Un arrêt du 29 mai 2001 a prononcé le divorce de M. X et de Mme Y, mariés sous le régime de la séparation de biens.
M. X a fait grief à l’arrêt confirmatif attaqué (Poitiers, 8 novembre 2006), statuant sur les difficultés nées de la liquidation du régime matrimonial, d’avoir dit qu’il était redevable envers l’indivision d’une indemnité d’occupation mensuelle de 320 EUR à compter du 1er janvier 1999 jusqu’au partage définitif, alors, selon lui :
1°/ qu’en déclarant qu’il devait être considéré comme étant toujours occupant du bien indivis quand par ailleurs elle a admis que les lieux étaient occupés par un tiers, la cour d’appel a violé l’article 815-9 du Code civil ;
2°/ qu’en retenant que si la maison était occupée par un tiers, cela ne pouvait être que du chef du mari, lui-même, la femme n’ayant donné aucune autorisation, se contentant ainsi d’entériner les prétentions de cette dernière contestées par M. X, sans en donner aucune justification, la cour d’appel a privé sa décision de tout motif, ne satisfaisant pas aux prescriptions de l’article 455 du Code de procédure civile ;
3°/ qu’en fixant l’indemnité d’occupation en fonction du prix d’acquisition de l’immeuble, sans aucune référence à sa valeur locative, la cour d’appel a violé l’article 815-9 précité.
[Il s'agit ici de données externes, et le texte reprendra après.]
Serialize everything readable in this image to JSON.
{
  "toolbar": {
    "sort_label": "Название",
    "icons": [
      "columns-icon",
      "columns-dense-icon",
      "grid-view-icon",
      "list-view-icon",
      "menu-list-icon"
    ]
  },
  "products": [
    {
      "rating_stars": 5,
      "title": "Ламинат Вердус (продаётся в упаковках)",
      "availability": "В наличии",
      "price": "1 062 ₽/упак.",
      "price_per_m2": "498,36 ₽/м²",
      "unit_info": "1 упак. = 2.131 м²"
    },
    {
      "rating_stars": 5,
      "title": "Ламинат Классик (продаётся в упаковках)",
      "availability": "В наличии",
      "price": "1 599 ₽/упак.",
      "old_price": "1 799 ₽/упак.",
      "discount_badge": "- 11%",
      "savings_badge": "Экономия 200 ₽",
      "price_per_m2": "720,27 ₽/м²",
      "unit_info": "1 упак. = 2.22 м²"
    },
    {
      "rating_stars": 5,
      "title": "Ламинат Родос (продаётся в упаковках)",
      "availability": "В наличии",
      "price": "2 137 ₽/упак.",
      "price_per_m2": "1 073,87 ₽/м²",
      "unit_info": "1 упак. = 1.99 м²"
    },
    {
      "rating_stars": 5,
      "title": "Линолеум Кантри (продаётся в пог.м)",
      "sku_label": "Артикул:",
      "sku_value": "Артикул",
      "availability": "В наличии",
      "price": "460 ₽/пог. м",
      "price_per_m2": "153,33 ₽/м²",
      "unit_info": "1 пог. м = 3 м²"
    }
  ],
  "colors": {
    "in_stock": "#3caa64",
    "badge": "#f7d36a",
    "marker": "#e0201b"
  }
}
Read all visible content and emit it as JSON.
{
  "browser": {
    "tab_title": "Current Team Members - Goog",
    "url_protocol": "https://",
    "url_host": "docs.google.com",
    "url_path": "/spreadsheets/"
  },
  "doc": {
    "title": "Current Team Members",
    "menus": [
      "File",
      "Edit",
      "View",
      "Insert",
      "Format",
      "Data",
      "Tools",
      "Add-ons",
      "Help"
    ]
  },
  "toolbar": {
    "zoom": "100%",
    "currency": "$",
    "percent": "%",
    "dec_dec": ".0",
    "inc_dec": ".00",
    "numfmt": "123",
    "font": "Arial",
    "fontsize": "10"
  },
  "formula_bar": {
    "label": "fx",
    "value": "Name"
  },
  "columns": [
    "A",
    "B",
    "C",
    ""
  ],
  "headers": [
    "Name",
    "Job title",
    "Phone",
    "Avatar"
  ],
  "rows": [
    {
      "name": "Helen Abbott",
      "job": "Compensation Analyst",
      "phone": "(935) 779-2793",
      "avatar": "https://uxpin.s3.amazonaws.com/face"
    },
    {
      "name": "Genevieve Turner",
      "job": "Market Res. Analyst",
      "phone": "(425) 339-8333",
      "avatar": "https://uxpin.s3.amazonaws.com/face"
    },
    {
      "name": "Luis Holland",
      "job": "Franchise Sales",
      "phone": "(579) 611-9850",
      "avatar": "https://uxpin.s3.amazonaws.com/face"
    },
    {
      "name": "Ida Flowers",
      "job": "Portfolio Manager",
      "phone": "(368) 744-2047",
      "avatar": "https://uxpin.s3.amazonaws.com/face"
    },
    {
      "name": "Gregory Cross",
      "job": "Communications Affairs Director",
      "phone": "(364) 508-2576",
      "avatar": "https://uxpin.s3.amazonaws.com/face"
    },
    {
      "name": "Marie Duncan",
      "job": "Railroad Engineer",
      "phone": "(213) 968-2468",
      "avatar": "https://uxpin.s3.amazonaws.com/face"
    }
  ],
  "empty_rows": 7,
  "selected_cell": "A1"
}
La Haute juridiction rejette le pourvoi.
D’abord, qu’ayant constaté que M. X occupait privativement ce bien indivis depuis le 1er janvier 1999 et ne justifiait pas avoir restitué les clefs le 31 mai 2001, date à laquelle il prétendait avoir quitté les lieux, la cour d’appel en a justement déduit que l’occupant actuel de l’immeuble était présumé entré dans les lieux du chef de M. X, qui restait redevable d’une indemnité d’occupation jusqu’au jour du partage ; qu’ensuite, la cour a fixé souverainement le montant de l’indemnité d’occupation en prenant notamment en compte la valeur locative du bien qu’elle a déterminée eu égard aux caractéristiques de l’immeuble.